Chandler High graduate Carol Wong’s head is filled with medieval fantasies that inspire her real-world career aspirations as a designer.
Wong’s medieval-themed collection was featured in the Fashion Institute of Design and Merchandising’s (FIDM) Debut Show — an annual outlet to showcase the work of advanced FIDM students.
Wong said she started drawing at a very young age and reached a point when she started to construct garments; she was dissatisfied with what the world had to offer and wanted to create what she saw in her mind.
“It all derives from books, movies, a world inside your head. It comes from dreaming,” she said.
So she asked herself, “What can I do that’s different and make something I can call my own?”
Wong started designing clothes for her sisters and cousins. She said she would pick an overall theme then craft the design according to that individual’s personality.
“In a collection, it’s the same thing,” she said.
Wong applied her love for fashion design and creation in high school, when she joined Chandler High’s Fashion Club — a program run by FIDM — after a speaker from the design school visited Chandler. Wong’s involvement with the program included the submission of eight or nine outfits, a concept board, an essay, and a full-ride scholarship to FIDM Los Angeles for one year.
“I was honored, they told me a lot of people applied,” she said, “it showed my family, who were a bit on the fence about the fashion industry; it showed them I was capable.”
Prior to her admission to FIDM, Wong was a contest winner in the school’s Jumpstart Your Dream Contest in 2009. She took home a sewing machine, which she still has on a shelf in her home.
Five years later, Wong graduated from the design school and showcased her own design collection at the prestigious Debut Show.
FIDM Director of Fashion Design Mary Stephens said many of Debut’s featured students enter the fashion industry after their show and some even receive offers directly after.
The show is part of the Advanced Fashion Design Program offered to Associate of Arts graduates and lasts nine months. Students must complete FIDM’s two-year program before applying to the Advanced Fashion Design Program and there are hundreds of students who do this every year, Stephens said.
Students must submit an application to be considered for the Debut Program. Their grades, portfolios and references are then analyzed before they are interviewed by a committee. Approximately 60 students apply for the Debut Program each year, according to FIDM’s website.
“We select 10 students to participate each year. When they go into the program, it’s their opportunity to design their own collection for the Debut runway,” Stephens said.
Over 60,000 students have graduated from FIDM, including season five “Project Runway” winner Leanne Marshall, Alan del Rosario, whose pieces are sold in Anthropologie, and Daniel Caudil, who was recently featured in In Style magazine.
Stephens said Wong was interested in learning new ways to use fabric and studying new construction techniques.
“One of the reasons Carol Wong was selected was she was an outstanding student in the two-year program; she had a great curiosity for the use of fabrics and her inspiration,” Stephens said.
The three-day Debut show attracts more than 10,000 people annually and is open to friends, family, prospective high school students and members of the fashion industry.
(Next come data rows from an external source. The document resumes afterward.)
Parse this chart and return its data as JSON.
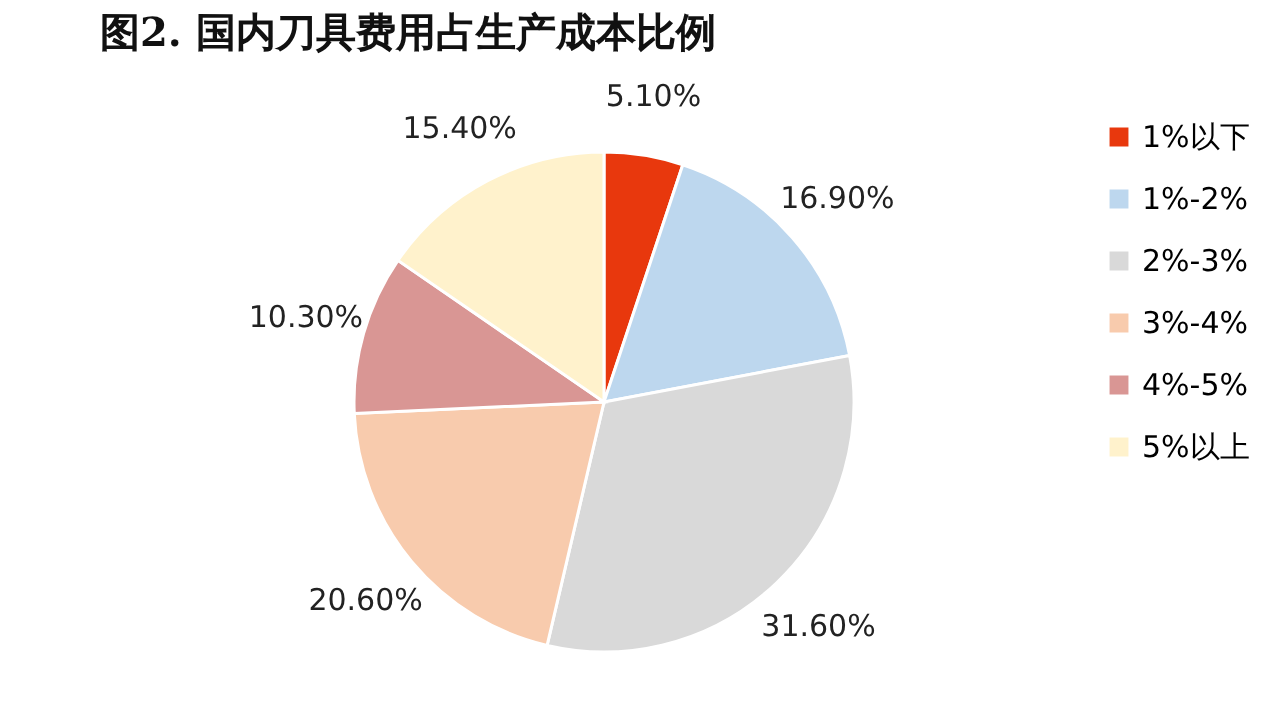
{
  "chart_data": {
    "type": "pie",
    "title": "图2. 国内刀具费用占生产成本比例",
    "categories": [
      "1%以下",
      "1%-2%",
      "2%-3%",
      "3%-4%",
      "4%-5%",
      "5%以上"
    ],
    "values": [
      5.1,
      16.9,
      31.6,
      20.6,
      10.3,
      15.4
    ],
    "value_labels": [
      "5.10%",
      "16.90%",
      "31.60%",
      "20.60%",
      "10.30%",
      "15.40%"
    ],
    "colors": [
      "#e8380d",
      "#bdd7ee",
      "#d9d9d9",
      "#f8cbad",
      "#d99694",
      "#fff2cc"
    ],
    "legend": "right"
  }
}
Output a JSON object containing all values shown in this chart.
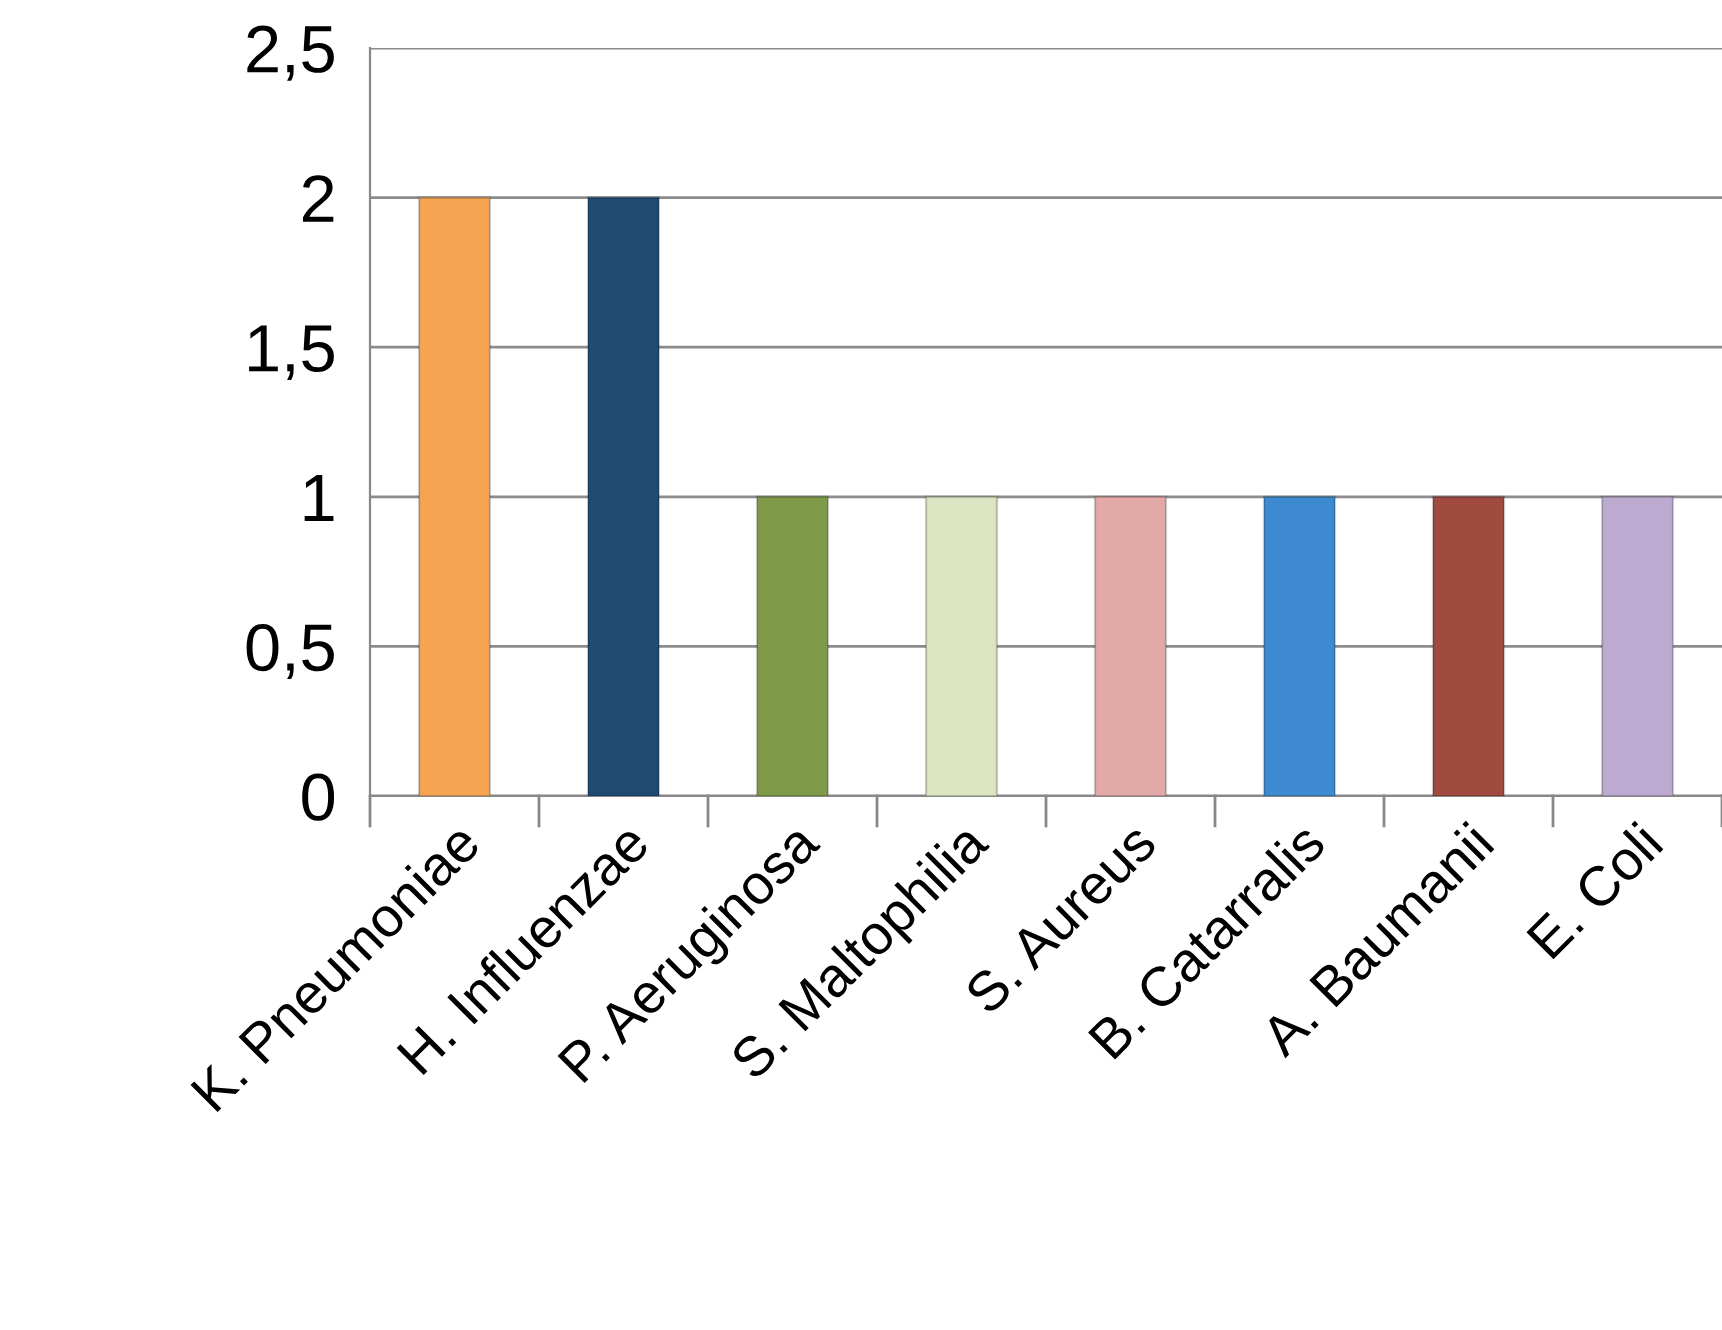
{
  "chart_data": {
    "type": "bar",
    "categories": [
      "K. Pneumoniae",
      "H. Influenzae",
      "P. Aeruginosa",
      "S. Maltophilia",
      "S. Aureus",
      "B. Catarralis",
      "A. Baumanii",
      "E. Coli"
    ],
    "values": [
      2,
      2,
      1,
      1,
      1,
      1,
      1,
      1
    ],
    "colors": [
      "#f5a452",
      "#1f4a72",
      "#7f9b4a",
      "#dbe5c2",
      "#e3a9a6",
      "#3d8ad0",
      "#a04a40",
      "#bcaad0"
    ],
    "ylim": [
      0,
      2.5
    ],
    "yticks": [
      0,
      {
        "value": 0.5,
        "label": "0,5"
      },
      1,
      {
        "value": 1.5,
        "label": "1,5"
      },
      2,
      {
        "value": 2.5,
        "label": "2,5"
      }
    ],
    "grid": "y"
  }
}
Proceeds fund the FIDM Scholarship Foundation.
Stephens said the Debut Show lets students design a collection representing who they are.
“The collection must tell a story and must show some thread through the whole collection, whether that’s through the fabrics, structure, details. They create a trend board and then they must produce all of these. They go through all the steps as if they were in the industry,” she said, “and then upon completion it is shown at Debut.”
Wong’s collection for the show featured metallic treated fabrics and minimalism. She said it was inspired by elements of fantasy like medieval armor, dragons, blue flames and magic.
She said the original designs for Debut were more elaborate than the final product.
“We had a fashion teacher who would rein us in,” Wong said, “I feel like, for me, it was a watered down version of what I’d like to be.”
Wong hopes to revisit some of her original designs for the show and reinvent them to meet current trends. She said she is interested in entering the entertainment business to design costumes because of the level of creativity; there is more leeway than the fashion industry as marketability is not a primary focus.
“It’s not difficult for her to go from an advanced fashion program to costume design because she learned a lot about construction and fabrics, which are so important,” Stephens said.
Wong said the experience after the show gave her a glimpse into what the industry is like.
“At the end you’re kind of proud, but kind of defeated,” she said, “there are so many sketches in the past.”